Faraday's law is then ${{e}_{ind}}=-\frac{\delta {{\varphi }_{c}}}{dt}$ and it only leads to Faraday's usual law  ${{e}_{ind}}=-\frac{d\Phi }{dt}$ for a closed circuit. In this case, indeed, the magnetic field flux being conservative, $d\Phi =\delta {{\varphi }_{c}}$
A: See guys your looking at the problem in the wrong way...
The emf can be induced in other ways not just by Faraday's statement about change in the flux.
Imagine carefully now, if the rod is rotating with constant angular velocity in a uniform magnetic field then the particles (infinite) (I would better consider them as free electrons) on the metal rod have different individual velocity vectors. If you apply the the Fleming left hand rule on each of the individual particle you determine the direction of the force as you know the velocity and the magnetic field directions. Now due to this force the free electrons get stagnanted( or increase their concentration) on one of the ends of the rotating rod and die to this equal amount of positive charge on the other end of the rotating rod die to this there will be a potential difference generated between the ends of the rod and if the resistance is not high enough there will even be an induced current between the high and low potentials ( positive charge is high potential and negative charge is low potential)
And for the derivation part can be made simple too I guess,
I am sorry I don't have keyboard for which you use to get those symbols but I would love to show you the derivation..
I hope you know that around a rod (the is moving with constant velocity) the emf induced is
$$\mathbf{E} =(\mathbf{v}×\mathbf{B})L$$
Since in this case
$$E=BLv$$
And $v$ is variable and equal to $r\omega$.
small emf about small element $dx$
$$dE = B(dx)(\omega x)$$
Integrate and get
$$E= \frac{Bwl^2}{2}$$
A: This question had me puzzled too at some point of time. The way i think about it is the following:

*

*Forget about the circular ring for a minute. You will agree that an emf will be generated across the ends of a rotating rod. But just for the sake of completeness, the electrons in the rod are being forced to move along with the rod. We know that a moving charge experiences a force if placed in a magnetic field(that is not oriented exactly along its direction of motion). In this particular case, the electrons experience a force either towards the center or radially outwards depending upon directions of magnetic field and rotation of rod. That's your emf.

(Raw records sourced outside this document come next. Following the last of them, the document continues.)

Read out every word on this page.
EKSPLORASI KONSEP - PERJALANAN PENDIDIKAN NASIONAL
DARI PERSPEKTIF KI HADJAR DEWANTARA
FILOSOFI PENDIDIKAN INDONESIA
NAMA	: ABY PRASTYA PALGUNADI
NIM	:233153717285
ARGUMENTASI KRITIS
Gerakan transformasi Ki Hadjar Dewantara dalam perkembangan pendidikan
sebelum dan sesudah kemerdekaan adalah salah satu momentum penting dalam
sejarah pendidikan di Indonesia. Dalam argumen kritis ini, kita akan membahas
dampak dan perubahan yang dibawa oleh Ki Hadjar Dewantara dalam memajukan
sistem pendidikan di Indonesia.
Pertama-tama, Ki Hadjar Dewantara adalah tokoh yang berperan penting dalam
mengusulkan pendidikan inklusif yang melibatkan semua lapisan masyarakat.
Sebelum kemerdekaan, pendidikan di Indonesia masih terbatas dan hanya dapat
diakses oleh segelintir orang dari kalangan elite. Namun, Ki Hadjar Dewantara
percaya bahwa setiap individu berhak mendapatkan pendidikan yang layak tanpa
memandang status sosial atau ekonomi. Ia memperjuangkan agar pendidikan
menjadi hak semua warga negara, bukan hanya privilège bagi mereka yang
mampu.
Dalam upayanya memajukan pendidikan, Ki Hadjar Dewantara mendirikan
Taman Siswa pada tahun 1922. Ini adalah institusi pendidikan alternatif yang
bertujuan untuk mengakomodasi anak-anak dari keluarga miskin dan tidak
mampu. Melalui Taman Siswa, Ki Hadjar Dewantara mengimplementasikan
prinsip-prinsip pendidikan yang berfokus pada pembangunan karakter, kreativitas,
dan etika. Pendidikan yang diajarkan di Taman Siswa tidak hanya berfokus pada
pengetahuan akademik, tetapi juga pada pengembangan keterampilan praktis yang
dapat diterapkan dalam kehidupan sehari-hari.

*A conductor (not in motion in a magnetic field) will have the same potential everywhere on the surface(and the bulk). So if it was just the circular ring placed in the field with no relative motion whatsoever, the whole of the ring would be at the same potential.


*Now we combine the two systems. The potential everywhere on the ring will be the same as the potential being generated on the outer end of the rotating rod. And hence we dont have to even considering worrying about the area of the circle itself. I don't see why the outer ring would make any difference on the outcome or the necessity of thinking about the measuring circuit.
Let me know if you think my explanation is flawed. i will be happy to understand what's actually going on. Thanks.